See also: The A to Z of Gym Etiquette
Kelvin Gary, a NASM certified personal trainer and owner of Body Space Fitness in New York City says that the Smith Machine will absolutely not make your squat better. In fact, he says he could rant on and on about how it can hinder performance in several different ways.
“Recently, as I was finishing a set of body rows on the smith machine and a young man came up to me and said, ‘Hey, that's not what this machine is for.’ ‘Well what is it for?’ I asked him. He said, ‘It's to make your squat and bench press better.’ As you can imagine my head almost exploded,” Gary said.
His extended response to this uninformed gym user included the following three reasons why you should never squat (or bench press) in the Smith Machine.

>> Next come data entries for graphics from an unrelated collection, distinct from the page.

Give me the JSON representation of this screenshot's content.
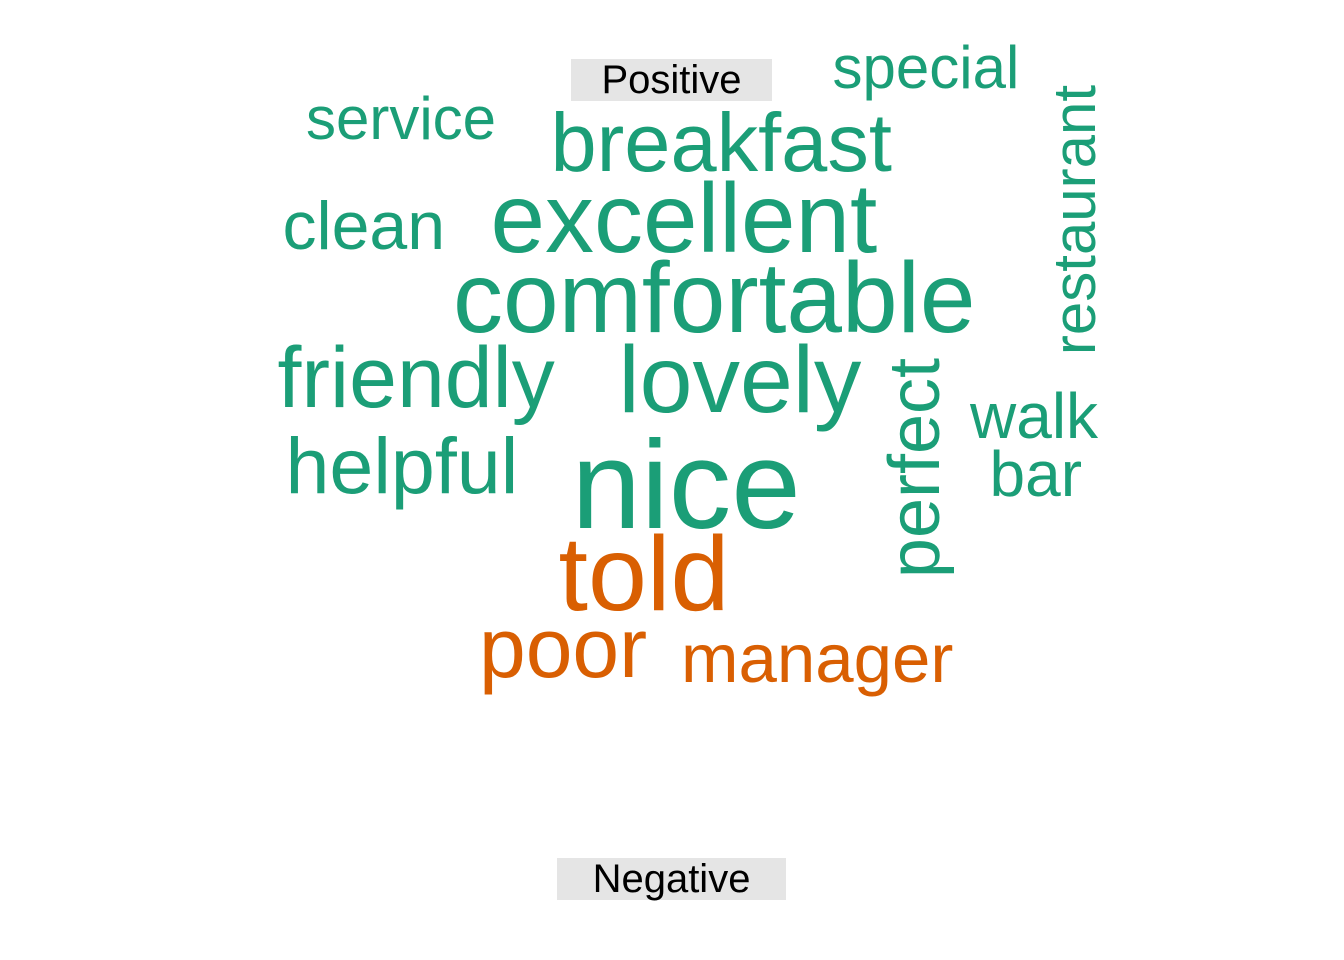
{
  "groups": {
    "positive": {
      "label": "Positive",
      "color": "#1b9e77"
    },
    "negative": {
      "label": "Negative",
      "color": "#d95f02"
    }
  },
  "words": [
    {
      "text": "special",
      "group": "positive",
      "size": 60
    },
    {
      "text": "service",
      "group": "positive",
      "size": 60
    },
    {
      "text": "breakfast",
      "group": "positive",
      "size": 83
    },
    {
      "text": "restaurant",
      "group": "positive",
      "size": 60
    },
    {
      "text": "clean",
      "group": "positive",
      "size": 68
    },
    {
      "text": "excellent",
      "group": "positive",
      "size": 98
    },
    {
      "text": "comfortable",
      "group": "positive",
      "size": 100
    },
    {
      "text": "friendly",
      "group": "positive",
      "size": 86
    },
    {
      "text": "lovely",
      "group": "positive",
      "size": 95
    },
    {
      "text": "perfect",
      "group": "positive",
      "size": 72
    },
    {
      "text": "walk",
      "group": "positive",
      "size": 64
    },
    {
      "text": "helpful",
      "group": "positive",
      "size": 79
    },
    {
      "text": "bar",
      "group": "positive",
      "size": 64
    },
    {
      "text": "nice",
      "group": "positive",
      "size": 125
    },
    {
      "text": "told",
      "group": "negative",
      "size": 106
    },
    {
      "text": "poor",
      "group": "negative",
      "size": 84
    },
    {
      "text": "manager",
      "group": "negative",
      "size": 69
    }
  ]
}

1.) It takes away the need to stabilize.
One of the best benefits of the squat is that in addition to engaging the large muscle groups of your lower body (quads, hamstrings, glutes), it also activates smaller stabilizing muscles like the transverse abdominals, abductors and adductors. When you squat in the Smith Machine the movement becomes much more rigid and lessens the need for help from those smaller muscle groups.
2.) It forces you on a path that may not be right for you.
Another great thing about squatting is that it’s an extremely functional exercise, meaning it translates to helping you perform every day movements like sitting down and standing up. Although, that movement is generally the same for everyone, it will also vary slightly from person to person based on different levels of flexibility and other small anatomical differences. As mentioned above, the Smith Machine makes exercises like the squat and bench press more rigid, taking away the ability to modify the exercise for personal needs and restricting the freedom to move your body naturally.
3.) It hides issues in your movement patterns that may need to be addressed.
Like we just said, the Smith Machine restricts the freedom for your body to move naturally. If you happen to have an issue (weak glutes, tight hamstrings, etc.) your natural movement pattern will expose the problem. If you only ever squat in the Smith Machine those problems might go unnoticed and when unaddressed can lead to injury.
“Next time you think about using the smith machine, realize you aren't doing yourself a favor by loading up the weight and doing a set of squats,” says Gary. “Use a regular rack, lower the weight if you have to, do it right, and build from there.”